Round 1: Problem Solving Round

I was asked a graph problem based on shortest path with constraints.

Problem:

You are given an undirected graph with n nodes and m weighted edges. Additionally, there are k special edges (magical bridges) that have zero cost and can be used at most once each.

You need to find the minimum time required to travel from node 1 to node n using at most k such edges. If it is not possible, return -1.

Example:

n = 4, m = 4, k = 1
edges = [[1,2,10],[2,4,10],[1,3,5],[3,4,20]]
bridges = [[1,4]]

Output: 0

Approach:

This problem is a variation of Dijkstra’s algorithm with an additional state.

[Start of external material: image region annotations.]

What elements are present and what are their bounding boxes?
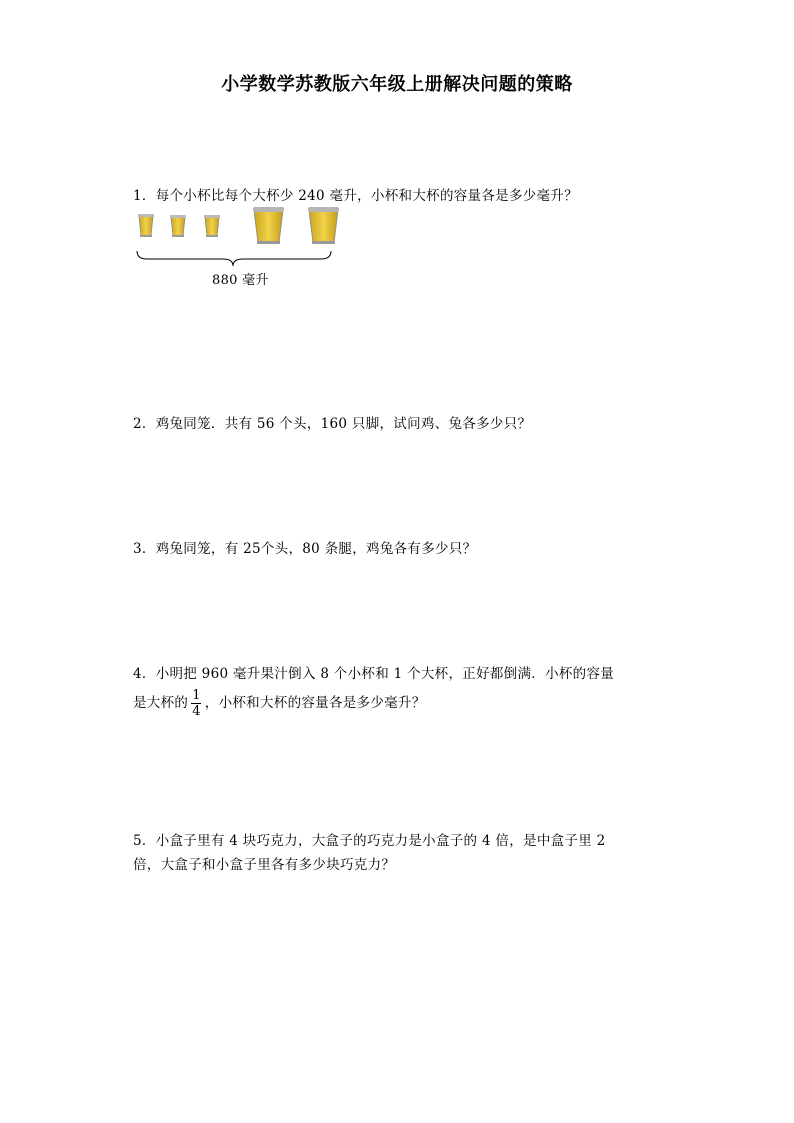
fraction-numerator: 1 — [192, 688, 201, 703]
small-cup-2 — [170, 215, 186, 237]
fraction-one-quarter — [190, 688, 203, 719]
small-cup-1 — [138, 214, 154, 237]
question-4 — [133, 662, 673, 719]
question-4-line-2-after: ，小杯和大杯的容量各是多少毫升？ — [204, 695, 426, 711]
question-1-text: 1．每个小杯比每个大杯少 240 毫升，小杯和大杯的容量各是多少毫升？ — [133, 188, 578, 204]
question-5 — [133, 829, 673, 877]
cups-illustration — [133, 205, 373, 275]
small-cup-3 — [204, 215, 220, 237]
page-title: 小学数学苏教版六年级上册解决问题的策略 — [221, 74, 573, 95]
question-5-line-1: 5．小盒子里有 4 块巧克力，大盒子的巧克力是小盒子的 4 倍，是中盒子里 2 — [133, 833, 606, 849]
question-5-line-2: 倍，大盒子和小盒子里各有多少块巧克力？ — [133, 857, 396, 873]
question-4-line-2-before: 是大杯的 — [133, 695, 189, 711]
question-3 — [133, 537, 673, 561]
question-2-text: 2．鸡兔同笼．共有 56 个头，160 只脚，试问鸡、兔各多少只？ — [133, 416, 532, 432]
large-cup-1 — [253, 207, 284, 244]
question-2 — [133, 412, 673, 436]
fraction-denominator: 4 — [192, 704, 201, 719]
large-cup-2 — [308, 207, 339, 244]
question-4-line-1: 4．小明把 960 毫升果汁倒入 8 个小杯和 1 个大杯，正好都倒满．小杯的容量 — [133, 666, 615, 682]
question-3-text: 3．鸡兔同笼，有 25个头，80 条腿，鸡兔各有多少只？ — [133, 541, 477, 557]
brace — [137, 251, 331, 266]
total-volume-label: 880 毫升 — [212, 273, 269, 288]
question-4-line-2 — [133, 688, 673, 719]
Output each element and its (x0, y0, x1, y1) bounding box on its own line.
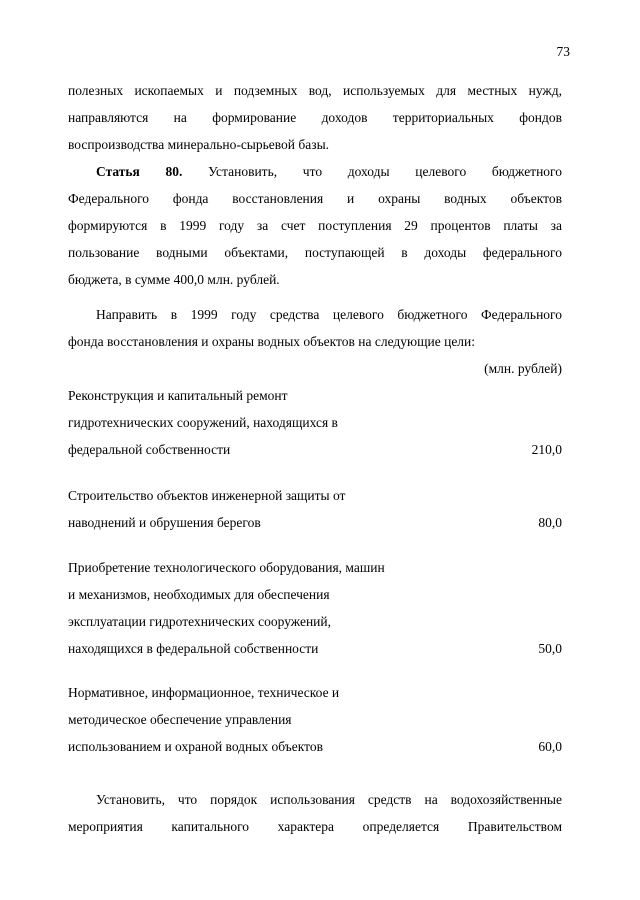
article-80-line-3: формируются в 1999 году за счет поступления 29 процентов платы за (68, 218, 562, 233)
item-4-line-1: Нормативное, информационное, техническое и (68, 685, 340, 700)
item-1-value: 210,0 (531, 442, 562, 457)
item-3-line-4: находящихся в федеральной собственности (68, 641, 319, 656)
article-80-line-2: Федерального фонда восстановления и охраны водных объектов (68, 191, 562, 206)
article-80-label: Статья 80. (96, 164, 183, 179)
item-3-line-2: и механизмов, необходимых для обеспечения (68, 587, 330, 602)
page-number: 73 (556, 44, 570, 59)
unit-label: (млн. рублей) (484, 361, 562, 376)
final-line-1: Установить, что порядок использования средств на водохозяйственные (96, 792, 562, 807)
intro-line-3: воспроизводства минерально-сырьевой базы. (68, 137, 330, 152)
article-80-line-1-rest: Установить, что доходы целевого бюджетного (208, 164, 563, 179)
item-3-line-1: Приобретение технологического оборудования, машин (68, 560, 385, 575)
intro-line-1: полезных ископаемых и подземных вод, используемых для местных нужд, (68, 83, 562, 98)
item-2-line-2: наводнений и обрушения берегов (68, 515, 261, 530)
final-line-2: мероприятия капитального характера определяется Правительством (68, 819, 562, 834)
item-4-value: 60,0 (538, 739, 562, 754)
article-80-line-5: бюджета, в сумме 400,0 млн. рублей. (68, 272, 280, 287)
direct-line-2: фонда восстановления и охраны водных объектов на следующие цели: (68, 334, 476, 349)
item-2-line-1: Строительство объектов инженерной защиты от (68, 488, 346, 503)
article-80-line-1 (96, 163, 562, 181)
item-1-line-1: Реконструкция и капитальный ремонт (68, 388, 288, 403)
intro-line-2: направляются на формирование доходов территориальных фондов (68, 110, 562, 125)
item-4-line-3: использованием и охраной водных объектов (68, 739, 323, 754)
item-3-value: 50,0 (538, 641, 562, 656)
item-1-line-3: федеральной собственности (68, 442, 231, 457)
item-2-value: 80,0 (538, 515, 562, 530)
item-1-line-2: гидротехнических сооружений, находящихся в (68, 415, 338, 430)
direct-line-1: Направить в 1999 году средства целевого бюджетного Федерального (96, 307, 562, 322)
article-80-line-4: пользование водными объектами, поступающей в доходы федерального (68, 245, 562, 260)
item-3-line-3: эксплуатации гидротехнических сооружений, (68, 614, 331, 629)
item-4-line-2: методическое обеспечение управления (68, 712, 292, 727)
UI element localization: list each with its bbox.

We define a state as (node, k_used), where k_used is the number of free edges used so far.

We maintain:
dist[node][k_used] = minimum cost to reach node using k_used bridges

From each node:
- Traverse normal edges → cost increases
- Use magical bridge → cost remains same, but k_used increases

Finally:
Answer = min(dist[n][i]) for i in [0, k]

Code

class Solution {
public:
    int shortestPathWithKFreeEdges(int n, vector>& edges, vector>& bridges, int k) {
    vector<vector<pair<int,int>>> adj(n+1);
    vector<vector<int>> freeEdges(n+1);

    for(auto &e : edges) {
        adj[e[0]].push_back({e[1], e[2]});
        adj[e[1]].push_back({e[0], e[2]});
    }

    for(auto &b : bridges) {
        freeEdges[b[0]].push_back(b[1]);
        freeEdges[b[1]].push_back(b[0]);
    }

    vector<vector<long long>> dist(n+1, vector<long long>(k+1, LLONG_MAX));

    priority_queue<tuple<long long,int,int>, vector<tuple<long long,int,int>>, greater<>> pq;

    dist[1][0] = 0;
    pq.push({0,1,0});

    while(!pq.empty()) {
        auto [d,u,used] = pq.top();
        pq.pop();

        if(d > dist[u][used]) continue;

        for(auto &it : adj[u]) {
            int v = it.first, w = it.second;
            if(dist[v][used] > d + w) {
                dist[v][used] = d + w;
                pq.push({dist[v][used], v, used});
            }
        }

        if(used < k) {
            for(auto &v : freeEdges[u]) {
                if(dist[v][used+1] > d) {
                    dist[v][used+1] = d;
                    pq.push({d, v, used+1});
                }
            }
        }
    }

    long long ans = LLONG_MAX;
    for(int i = 0; i <= k; i++) {
        ans = min(ans, dist[n][i]);
    }

    return ans == LLONG_MAX ? -1 : ans;
}

};

Verdict: Medium/Hard level problem. Requires understanding of Dijkstra with state expansion.